The fertilizer product most commonly evaluated for seed-placed safety is urea (46-0-0). Seed placed urea can reduce crop emergence through ammonia toxicity. Factors that impact the amount of urea that can be seed-placed include seedbed utilization (calculated as the spread of seed and fertilizer divided by the row spacing), soil conditions, and seed size.

“As an interaction exists among these factors, the amount of urea that can be seed-placed varies considerably,” says Cutts. “Higher seedbed utilization (for example, 50 per cent versus 10 per cent), finer textured soils (clay versus sand) and a larger seed size (cereal versus canola) allow more urea to be placed with the seed.”

For seed-placed urea, moisture conditions at the time of seeding, and moisture received shortly after seeding up to seven days post-seeding, can minimize the toxic effects of urea in the seed-row. However, says Cutts, “To minimize the risk associated with urea, the amount that is seed-placed should reflect moisture conditions present at the time of seeding.”

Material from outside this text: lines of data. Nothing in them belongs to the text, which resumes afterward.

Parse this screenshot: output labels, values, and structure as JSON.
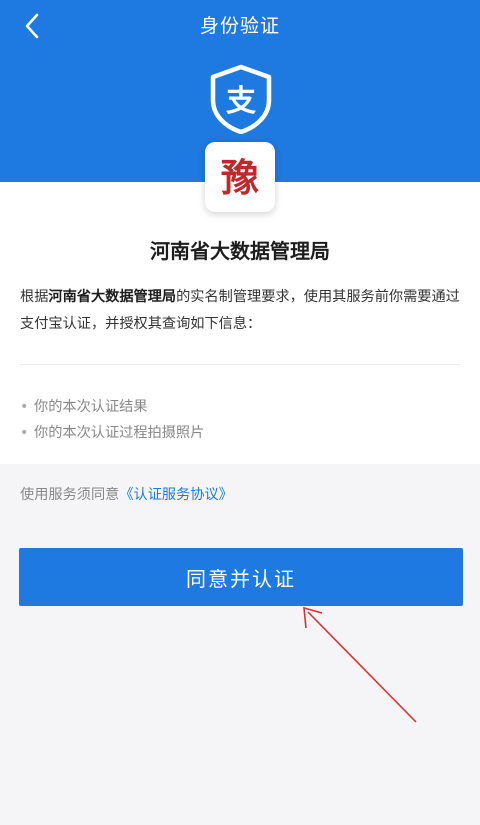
{
  "header": {
    "title": "身份验证",
    "back_icon": "chevron-left-icon",
    "badge_icon": "alipay-shield-icon",
    "badge_char": "支",
    "color": "#1e7ae0"
  },
  "org": {
    "logo_icon": "seal-logo-icon",
    "logo_char": "豫",
    "name": "河南省大数据管理局"
  },
  "description": {
    "prefix": "根据",
    "org_name": "河南省大数据管理局",
    "suffix": "的实名制管理要求，使用其服务前你需要通过支付宝认证，并授权其查询如下信息："
  },
  "info_items": [
    "你的本次认证结果",
    "你的本次认证过程拍摄照片"
  ],
  "agreement": {
    "prefix": "使用服务须同意",
    "link": "《认证服务协议》"
  },
  "agree_button": {
    "label": "同意并认证"
  },
  "colors": {
    "accent": "#1e7ae0",
    "annotation_arrow": "#d9323a",
    "seal": "#c0282c"
  }
}
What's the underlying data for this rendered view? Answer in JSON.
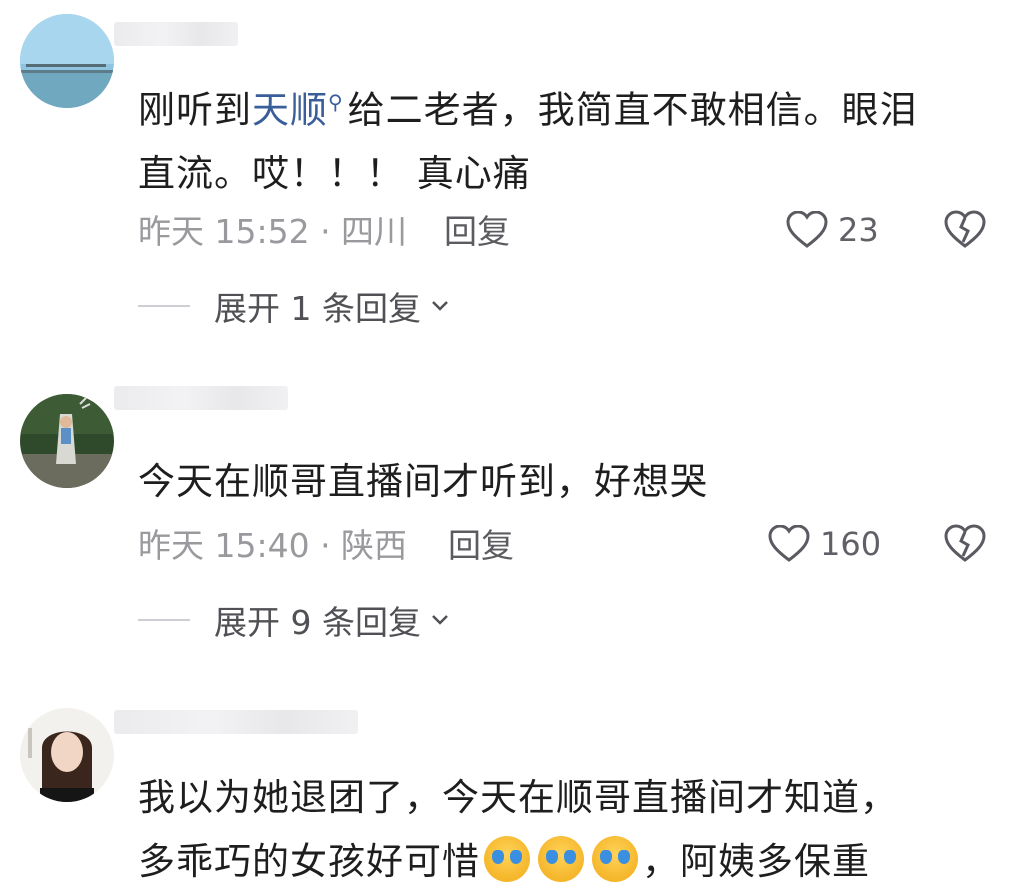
{
  "comments": [
    {
      "text_before": "刚听到",
      "link": "天顺",
      "text_after_line1": "给二老者，我简直不敢相信。眼泪",
      "line2": "直流。哎！！！ 真心痛",
      "meta": "昨天 15:52 · 四川",
      "reply": "回复",
      "likes": "23",
      "expand": "展开 1 条回复"
    },
    {
      "line1": "今天在顺哥直播间才听到，好想哭",
      "meta": "昨天 15:40 · 陕西",
      "reply": "回复",
      "likes": "160",
      "expand": "展开 9 条回复"
    },
    {
      "line1": "我以为她退团了，今天在顺哥直播间才知道，",
      "line2_start": "多乖巧的女孩好可惜",
      "line2_end": "，阿姨多保重"
    }
  ],
  "icons": {
    "search": "search-icon",
    "like": "heart-outline-icon",
    "dislike": "broken-heart-icon",
    "chevron": "chevron-down-icon",
    "emoji": "crying-face-emoji"
  },
  "colors": {
    "link": "#3a5e9a",
    "meta": "#9a9a9e",
    "text": "#1e1e1e"
  }
}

“Many producers place phosphate fertilizers with the seed to ensure seedling plants have early access to this nutrient. The main phosphate fertilizer used in Alberta, monoammonium phosphate (11-52-0, 12-51-0), generally has low seedling toxicity. However, there is a distinct difference in maximum amounts of seed-placed phosphate based on crop type. In general, cereal crops can tolerate the amount of phosphate that’s typically seed placed, while crops such as oilseeds and pulses are more sensitive. In Alberta, at ten per cent seed bed utilization, the maximum recommended rates of seed-placed phosphate for cereal, pea and canola are 50, 25, and 15 pounds per acre, respectively. “

A third fertilizer product that can be seed-placed is potassium chloride (0-0-60). “Seed-placed potassium fertilizer can impact crop stand establishment through a salt effect,” says Cutts. “The safe level of potassium that can be applied with the seed depends on crop type. In general, tolerance is higher in cereal crops than in smaller seeded crop such as canola. Pulse crops are sensitive to seed-placed potassium fertilizer and producers may need to consider alternative fertilizer placement approaches such as banding.”